How the Election Could Affect the Market

Sam Swift, CFA, CFP®, AIF®

Aug 21, 2020

I went back and forth on the following opening and how best to phrase it:

  1. Believe it or not, we’re only about 75 days away from the election, or…
  2. Somehow, we still have 75 loooong days until the election.

I’ll let you choose which one fits your current mood better.

Nevertheless, the election is one more thing in 2020 that has the potential to cause more uncertainty and anxiety. I like to think way back to the good old days of February when a brutal election campaign in our polarized country was all we thought we’d be dealing with.

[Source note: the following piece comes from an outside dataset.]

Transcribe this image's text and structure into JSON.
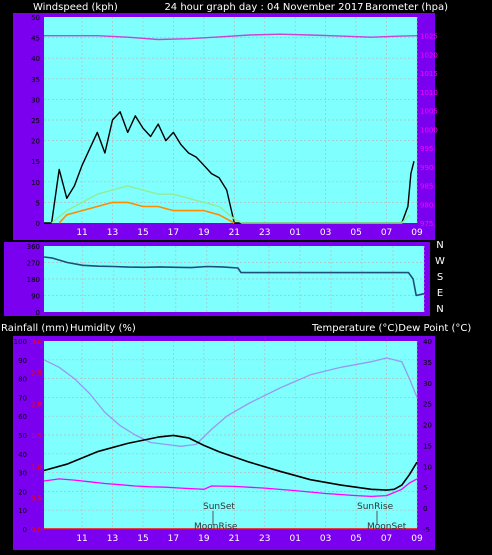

Somehow, though, everything else going on has only served to heighten the impact to our psyches.

In that spirit, I wanted to look at the actual data on election years and different administrations as it relates to the stock market.

Leading into Elections

First, let’s look at the years leading into elections:

Chart representing

The green lines here represent the returns in years prior to the election year (average = 9.9%) and the gray lines represent the returns in the election year itself (average = 11.3%). It looks a lot like the overall history of the stock market because it basically is. The years leading into and containing an election represent half of all of the years available and so it shouldn’t be surprising that the data look very similar to the entire history of the market—random overall with far larger upswings then downswings over time. For some reason, the conventional wisdom has settled on the fact that election years are odd, but the facts don’t bear that out. There’s another piece of conventional wisdom that says market volatility increases in the months and weeks prior to an election, but the data is also inconclusive on that front (you can find papers claiming that’s true and papers claiming that’s false). It’s much more likely that we are hyper aware of daily market movements in the lead up to an election and falsely attribute volatility to that when the reality is that markets have high daily volatility nearly all the time.

Market Returns

Perhaps then, the result of the election matters more. Here are the market returns for different presidential terms:

Chart representing market returns during Presidential terms.

Again, this shouldn’t be that surprising. If we take any four-year period in the history of the market, it’s likely that returns will be positive. Of course, it’s not a guarantee so we do end up seeing negative returns through a few presidential terms.

Surprisingly, there is, in fact, a significant split between party control of the White House. Republican administrations through 2019 averaged around 9.6% through their terms while Democratic administrations averaged around 14.5%. Of course, starting with Hoover and the worst years of the Great Depression is going to have a major impact and that single term alone is responsible for most of the gap.

I should also point out that a well-diversified global portfolio is not simply US stocks. About 40-50% of the world’s publicly traded stocks by market capitalization lie outside the US. Here are the patterns we see in the international stock markets:

Chart representing international stock returns during presidential years. Highest returns range from 1985-1988 during Reagan's term over 40%, with the lowest returns during the Bush term approximately 5%.

There’s not as much available data, but the same pattern roughly holds—there is little correlation between the presidency and stock market returns and there is certainly no evidence of causation.

Does it matter?

On a scale of things that matter to the performance of stocks, who is in office matters very little. Presidents get far too much credit and far too much blame for the movements of the stock market. It’s not that presidential administrations can’t have an effect on economic variables which do tend to drive long-term performance—their policies certainly do just that—it’s that companies will make adjustments to new policies over the long-term and continue to grow.

Let’s take tax rates as an example. Suppose an administration pushes through a change to raise corporate tax rates. It’s likely there would be some short-term shock as investors realize they will receive less profits than they thought in that immediate year. But companies adjust quickly to the new rules. Perhaps they raise prices or cut lines of business that are no longer profitable under the new laws. Perhaps a raise in taxes leads to a raise in benefits to lower income people and that leads to greater consumer spending and new markets for businesses to enter. The point is a new equilibrium will be reached. The markets have seen all kinds of policies from the left and the right over the last 100 years and they have continued to grow through them all.

Familiarity Bias

In the end, elections and politics and the concern over how they affect the stock market are great examples of familiarity bias. The current news media is set up to cover presidential elections as the world’s greatest reality show and so we can’t help but to have it front and center in our minds. As mentioned earlier, about 40% of our stocks are invested internationally, but we don’t fret about what the next Japanese, Indian, or Spanish election is going to do to our portfolio. Yet we do it with our own elections as a byproduct of our heightened awareness and familiarity with the impact it can make on other parts of our lives.

Presidential politics matter greatly for our society, but they don’t matter that much for the markets. So get involved with what you believe in. Fight for the direction you want the country to go in. Just don’t worry about it in the context of your portfolio. There are far more important issues at stake.